Lakes and ponds and streams aplenty. With the late snow and melt, we’re presented with glacier blue water pockets in ice-filled lakes. We decide it’s time to taste the full brunt of what we thought the whole park would be – hot, steaming, mud pots and springs. Until we find out it’s a good half-day drive on a tough road, and then a 3-mile hike into some pretty stark country. After getting conflicting directions several times and blowing through almost 2 hours finding the road, we take it as a sign: don’t do this.
We back-track. Let’s go to the cinder cones and painted dunes. Imagine that – painted dunes in a volcanic park. We’re familiar with painter dunes from the Petrified Forest National Park. Full-fledged experts on the subject, we’ll be judge and jury as to whether they are painted dunes or not. This time we get the detailed map out and figure out our own directions. Even so, we almost miss the turn. What the hey – these national park and state park folks ought to get together and put up some decent signage! There are no signs anywhere to indicate the cinder cone. Just like there were no signs for the road to the hot springs and boiling mud the day before. Some game these guys are playing with the tourists.
But our perseverance pays off. 6 miles down a washboard road through a national forest and we arrive at the trail head.
What a place. Cinder path through the edge of a ponderosa pine forest. On the opposite side of the path is a landscape of broken up lava flow. It is somewhat surreal. Jan is hurting with a migraine but pushes on to the bottom of the actual cinder done.
“Good enough”, Rob says. “We’ve seen it, and that’s good enough.”
Jan insists the cone be hiked, by Rob, alone. She’ll wait at the start of the path until Rob gets back. A few minutes later, up Rob goes. Tough sledding, hiking in cinder rocks. Not cinders like the gritty stuff that made up the path through the forest.
This is rocky stuff, the size of peas. And it gives when you step, like loose gravel. Of course, hiking up the side of a cinder cone is a steep affair, so each step up brings you about half a step back. It is taxing. Much like hiking in wet snow is. It sucks the strength out of your thighs. And puts huge demands on the cardiovascular system. Taking it slowly, with several breaks, ascent is achieved in about 30 minutes.
The view is astonishing. Mount Lassen to the east, the lava flows to the west, spilling into a small fishing lake. Rolling forests up and away to another mountain to the north. And you are peering down into the inside of the cinder cone. With all the earth tones distinct and mixed together all at once. To see the dunes means a walk around the perimeter. And there they are.
Dunes. Painted. In multiple-colored stripes. Beautiful, and unbelievable. How do these things get here?

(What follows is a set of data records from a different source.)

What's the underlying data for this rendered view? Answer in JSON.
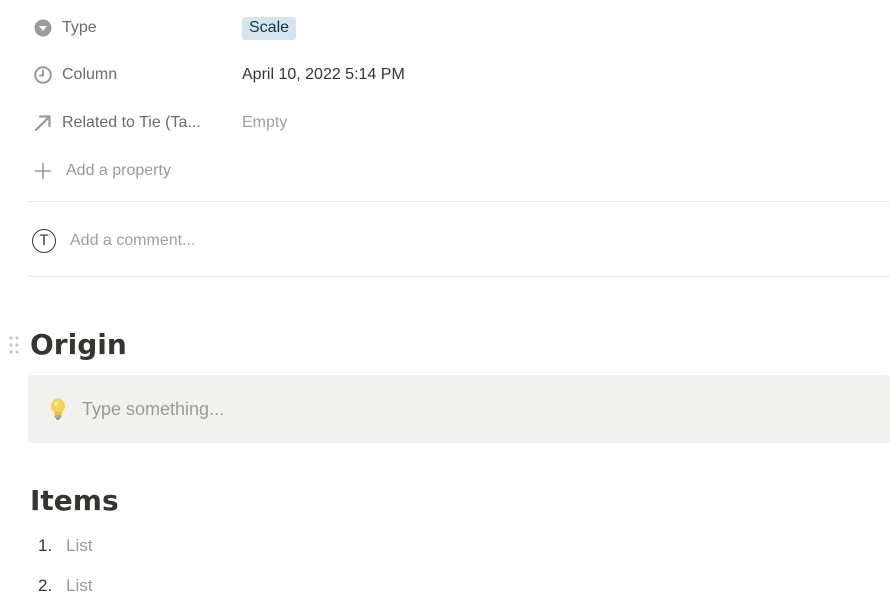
{
  "properties": [
    {
      "icon": "select-icon",
      "name": "Type",
      "value": "Scale"
    },
    {
      "icon": "clock-icon",
      "name": "Column",
      "value": "April 10, 2022 5:14 PM"
    },
    {
      "icon": "relation-arrow-icon",
      "name": "Related to Tie (Ta...",
      "value": "Empty"
    }
  ],
  "add_property_label": "Add a property",
  "comment": {
    "avatar_initial": "T",
    "placeholder": "Add a comment..."
  },
  "sections": {
    "origin_heading": "Origin",
    "callout_placeholder": "Type something...",
    "items_heading": "Items"
  },
  "list": [
    {
      "number": "1.",
      "text": "List"
    },
    {
      "number": "2.",
      "text": "List"
    }
  ],
  "colors": {
    "tag_background": "#d3e5ef",
    "callout_background": "#f1f1ef",
    "muted_text": "#9b9a97"
  }
}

The hike down is fast and much easier, using skating-like steps as the cinders slide away beneath the feet. It works and the ride down is way easier than the hike up. Jan’s been busy (why should that surprise me) migraine and all? She’s made new friends with two families who get together annually for a Lassen Volcanic National Park experience. Great way to use the parks – outdoors and build relationships.
The cinder cone is a treat to end our visit. And a final eye-opener to this unique and eclectic park.